The FCC should not be doing anything that might accelerate media concentration, given the current "sad and embarrassing state of minority and female ownership," Copps told the Senate hearing. "This is just plain nuts."
Consumer advocates also want the FCC to allow more time to review public comments and examine the potential consequences of greater ownership concentration.
Martin argues that the existing ownership rule makes no sense at a time when newspapers are cutting local reporting staffs to survive. Some communities have cross-ownership of media, but only because those arrangements predate the ban or have won waivers from it.
Tribune Co., owner of the Los Angeles Times, The Sun, and several other newspapers and television stations, has the most to gain by Martin's plan because it has newspaper/broadcast combinations in Los Angeles and four other markets. This month, the FCC gave Tribune waivers of at least two years from the cross-ownership rule, the final regulatory hurdle to closing its $8.2 billion deal with Chicago financier Sam Zell to go private by the end of the year.

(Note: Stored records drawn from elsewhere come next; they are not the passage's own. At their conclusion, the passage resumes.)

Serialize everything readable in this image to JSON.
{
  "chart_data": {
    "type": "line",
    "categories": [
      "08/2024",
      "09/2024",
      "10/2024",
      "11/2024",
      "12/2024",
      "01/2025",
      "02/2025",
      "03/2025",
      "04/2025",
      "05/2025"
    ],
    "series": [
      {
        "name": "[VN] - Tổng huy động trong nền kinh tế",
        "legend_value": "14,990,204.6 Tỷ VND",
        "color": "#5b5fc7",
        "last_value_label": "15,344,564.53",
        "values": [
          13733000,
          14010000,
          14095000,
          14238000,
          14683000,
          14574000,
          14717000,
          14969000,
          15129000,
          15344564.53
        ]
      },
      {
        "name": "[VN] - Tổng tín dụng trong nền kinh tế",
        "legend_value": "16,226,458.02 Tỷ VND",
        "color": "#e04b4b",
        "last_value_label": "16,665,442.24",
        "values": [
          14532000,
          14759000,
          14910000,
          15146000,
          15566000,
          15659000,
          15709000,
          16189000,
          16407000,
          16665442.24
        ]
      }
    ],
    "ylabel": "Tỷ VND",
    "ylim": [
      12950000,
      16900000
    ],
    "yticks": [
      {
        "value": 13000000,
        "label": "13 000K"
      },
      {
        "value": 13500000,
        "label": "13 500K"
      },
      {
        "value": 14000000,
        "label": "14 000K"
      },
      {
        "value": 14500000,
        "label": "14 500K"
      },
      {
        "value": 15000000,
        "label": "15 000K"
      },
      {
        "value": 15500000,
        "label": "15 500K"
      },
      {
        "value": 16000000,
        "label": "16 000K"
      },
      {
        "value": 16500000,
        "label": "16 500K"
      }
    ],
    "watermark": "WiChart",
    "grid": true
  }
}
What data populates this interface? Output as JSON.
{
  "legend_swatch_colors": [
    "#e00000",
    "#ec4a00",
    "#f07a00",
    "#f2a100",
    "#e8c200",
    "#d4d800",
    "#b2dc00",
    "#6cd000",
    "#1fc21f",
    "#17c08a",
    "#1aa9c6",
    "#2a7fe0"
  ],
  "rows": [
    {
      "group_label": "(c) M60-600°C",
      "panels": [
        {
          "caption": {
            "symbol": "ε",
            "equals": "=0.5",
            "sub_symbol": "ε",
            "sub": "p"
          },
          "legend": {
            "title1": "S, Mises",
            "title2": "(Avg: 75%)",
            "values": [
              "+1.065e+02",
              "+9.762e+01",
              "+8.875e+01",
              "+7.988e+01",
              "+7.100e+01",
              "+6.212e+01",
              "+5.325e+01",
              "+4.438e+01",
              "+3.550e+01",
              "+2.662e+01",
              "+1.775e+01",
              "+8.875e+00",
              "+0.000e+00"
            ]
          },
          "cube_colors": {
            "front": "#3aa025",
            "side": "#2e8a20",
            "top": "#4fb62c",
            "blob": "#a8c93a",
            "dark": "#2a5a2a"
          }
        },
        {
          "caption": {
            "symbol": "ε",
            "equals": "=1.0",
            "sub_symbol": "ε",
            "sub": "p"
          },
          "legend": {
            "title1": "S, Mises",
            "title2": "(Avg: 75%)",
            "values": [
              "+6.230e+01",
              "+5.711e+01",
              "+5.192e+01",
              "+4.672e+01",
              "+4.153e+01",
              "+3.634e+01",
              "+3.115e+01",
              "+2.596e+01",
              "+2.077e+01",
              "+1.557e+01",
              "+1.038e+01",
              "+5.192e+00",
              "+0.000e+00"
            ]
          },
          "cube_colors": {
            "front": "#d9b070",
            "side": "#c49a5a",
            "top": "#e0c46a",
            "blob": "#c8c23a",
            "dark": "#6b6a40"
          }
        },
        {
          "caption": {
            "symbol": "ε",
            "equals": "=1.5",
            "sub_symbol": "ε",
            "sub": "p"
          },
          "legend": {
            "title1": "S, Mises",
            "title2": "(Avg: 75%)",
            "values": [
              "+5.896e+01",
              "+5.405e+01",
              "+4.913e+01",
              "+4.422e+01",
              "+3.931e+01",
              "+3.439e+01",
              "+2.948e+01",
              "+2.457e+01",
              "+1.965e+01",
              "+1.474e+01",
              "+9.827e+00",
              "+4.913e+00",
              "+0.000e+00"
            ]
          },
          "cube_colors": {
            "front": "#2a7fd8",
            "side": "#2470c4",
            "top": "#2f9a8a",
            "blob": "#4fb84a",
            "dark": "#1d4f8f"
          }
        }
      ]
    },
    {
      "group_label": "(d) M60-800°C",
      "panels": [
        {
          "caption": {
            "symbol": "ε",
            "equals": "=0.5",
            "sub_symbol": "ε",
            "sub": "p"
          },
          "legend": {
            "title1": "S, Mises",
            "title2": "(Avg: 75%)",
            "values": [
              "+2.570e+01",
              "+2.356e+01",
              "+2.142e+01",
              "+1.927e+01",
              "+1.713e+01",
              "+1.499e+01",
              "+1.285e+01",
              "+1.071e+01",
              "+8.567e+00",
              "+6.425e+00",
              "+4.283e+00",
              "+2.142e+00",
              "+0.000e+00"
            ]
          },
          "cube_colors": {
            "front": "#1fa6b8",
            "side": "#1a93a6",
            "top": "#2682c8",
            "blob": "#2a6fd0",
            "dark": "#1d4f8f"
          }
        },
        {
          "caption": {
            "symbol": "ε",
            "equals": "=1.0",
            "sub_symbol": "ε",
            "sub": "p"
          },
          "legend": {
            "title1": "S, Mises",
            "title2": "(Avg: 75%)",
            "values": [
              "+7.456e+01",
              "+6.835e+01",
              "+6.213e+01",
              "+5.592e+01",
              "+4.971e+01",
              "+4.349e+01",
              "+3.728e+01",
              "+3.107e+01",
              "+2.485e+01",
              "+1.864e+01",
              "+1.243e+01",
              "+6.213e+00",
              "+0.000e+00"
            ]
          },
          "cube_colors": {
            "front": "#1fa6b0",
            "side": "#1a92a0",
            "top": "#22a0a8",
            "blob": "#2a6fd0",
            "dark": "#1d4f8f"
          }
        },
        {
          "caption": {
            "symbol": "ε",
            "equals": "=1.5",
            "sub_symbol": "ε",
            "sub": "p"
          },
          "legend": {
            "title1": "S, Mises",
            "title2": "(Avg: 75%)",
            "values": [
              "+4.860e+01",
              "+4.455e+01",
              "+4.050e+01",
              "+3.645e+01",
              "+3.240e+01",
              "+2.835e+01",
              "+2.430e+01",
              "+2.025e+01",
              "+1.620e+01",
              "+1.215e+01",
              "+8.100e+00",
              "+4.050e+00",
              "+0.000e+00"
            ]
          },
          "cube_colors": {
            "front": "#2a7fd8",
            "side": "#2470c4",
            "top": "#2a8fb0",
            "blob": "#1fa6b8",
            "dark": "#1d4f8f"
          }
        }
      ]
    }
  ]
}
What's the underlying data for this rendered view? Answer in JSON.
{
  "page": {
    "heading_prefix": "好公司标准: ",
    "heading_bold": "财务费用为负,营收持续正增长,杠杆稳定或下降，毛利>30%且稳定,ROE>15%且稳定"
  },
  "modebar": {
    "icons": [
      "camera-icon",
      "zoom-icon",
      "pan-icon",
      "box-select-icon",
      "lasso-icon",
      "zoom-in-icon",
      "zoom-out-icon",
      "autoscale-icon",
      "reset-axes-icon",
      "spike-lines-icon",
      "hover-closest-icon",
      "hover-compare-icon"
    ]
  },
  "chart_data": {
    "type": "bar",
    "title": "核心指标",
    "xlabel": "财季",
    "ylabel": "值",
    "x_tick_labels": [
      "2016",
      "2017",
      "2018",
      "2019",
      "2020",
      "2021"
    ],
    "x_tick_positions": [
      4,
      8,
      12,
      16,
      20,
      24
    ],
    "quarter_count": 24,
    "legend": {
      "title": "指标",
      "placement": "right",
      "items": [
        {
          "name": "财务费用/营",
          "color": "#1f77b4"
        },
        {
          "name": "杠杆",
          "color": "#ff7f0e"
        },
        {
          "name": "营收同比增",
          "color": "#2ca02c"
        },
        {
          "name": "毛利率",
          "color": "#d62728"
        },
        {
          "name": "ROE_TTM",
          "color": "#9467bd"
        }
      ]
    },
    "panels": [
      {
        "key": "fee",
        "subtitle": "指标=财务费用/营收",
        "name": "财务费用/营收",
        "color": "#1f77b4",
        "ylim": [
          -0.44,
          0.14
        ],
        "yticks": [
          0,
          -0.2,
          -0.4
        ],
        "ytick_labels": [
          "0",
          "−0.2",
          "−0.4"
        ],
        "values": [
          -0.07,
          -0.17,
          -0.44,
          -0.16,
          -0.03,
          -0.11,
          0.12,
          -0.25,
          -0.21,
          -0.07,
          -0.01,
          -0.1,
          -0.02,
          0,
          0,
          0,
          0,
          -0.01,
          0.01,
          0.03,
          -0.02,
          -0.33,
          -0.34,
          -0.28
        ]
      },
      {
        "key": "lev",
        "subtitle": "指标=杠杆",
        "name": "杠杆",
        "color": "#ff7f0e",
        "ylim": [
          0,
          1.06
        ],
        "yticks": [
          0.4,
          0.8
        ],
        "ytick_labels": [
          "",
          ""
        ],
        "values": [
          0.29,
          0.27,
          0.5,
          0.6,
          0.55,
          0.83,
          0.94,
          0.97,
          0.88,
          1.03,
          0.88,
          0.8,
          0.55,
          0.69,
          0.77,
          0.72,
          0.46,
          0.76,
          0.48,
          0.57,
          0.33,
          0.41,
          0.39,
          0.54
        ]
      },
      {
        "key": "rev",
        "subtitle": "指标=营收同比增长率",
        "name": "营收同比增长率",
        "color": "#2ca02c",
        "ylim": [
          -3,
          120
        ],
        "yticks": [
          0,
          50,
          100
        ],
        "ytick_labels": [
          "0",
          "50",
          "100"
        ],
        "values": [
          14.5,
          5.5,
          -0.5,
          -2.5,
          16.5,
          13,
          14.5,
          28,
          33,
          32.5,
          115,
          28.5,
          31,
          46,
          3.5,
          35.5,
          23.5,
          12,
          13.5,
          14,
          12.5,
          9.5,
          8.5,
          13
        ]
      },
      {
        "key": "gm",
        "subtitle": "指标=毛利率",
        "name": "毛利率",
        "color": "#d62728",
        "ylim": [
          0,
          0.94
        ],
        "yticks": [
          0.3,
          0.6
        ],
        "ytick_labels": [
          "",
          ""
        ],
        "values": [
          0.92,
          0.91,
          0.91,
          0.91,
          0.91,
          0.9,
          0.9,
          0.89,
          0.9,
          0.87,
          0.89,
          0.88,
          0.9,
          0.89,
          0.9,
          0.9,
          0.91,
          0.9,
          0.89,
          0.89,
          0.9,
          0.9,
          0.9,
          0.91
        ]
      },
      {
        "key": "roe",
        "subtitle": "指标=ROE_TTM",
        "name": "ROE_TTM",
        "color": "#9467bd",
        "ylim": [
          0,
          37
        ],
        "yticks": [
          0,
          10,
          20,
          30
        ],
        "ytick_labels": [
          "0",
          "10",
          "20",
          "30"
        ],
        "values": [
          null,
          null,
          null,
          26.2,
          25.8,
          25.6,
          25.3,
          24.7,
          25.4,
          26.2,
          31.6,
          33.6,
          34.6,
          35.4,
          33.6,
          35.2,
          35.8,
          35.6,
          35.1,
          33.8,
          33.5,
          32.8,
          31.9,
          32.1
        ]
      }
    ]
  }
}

The Republican-led FCC has been trying to relax or abolish the ownership rule, saying the Internet and pay TV have altered the media market. Those efforts have been set back by court rulings and congressional objections.
Sen. John Kerry, a Massachusetts Democrat, asked Martin point-blank yesterday: "Will you agree today" to delay the vote?
"No," Martin responded.
Senate opposition to Martin's position is not strictly partisan. Sen. Trent Lott, a Republican from Mississippi, scolded Martin, saying, "I still don't see why you have to force this thing to a head on Dec. 18. I would plead with you to take a little more time."
A number of senators criticized Martin on other issues as well, questioning the FCC's preparations for the transition to digital television, its effectiveness in expanding the availability of high-speed Internet connections and the agency's lack of transparency when making decisions.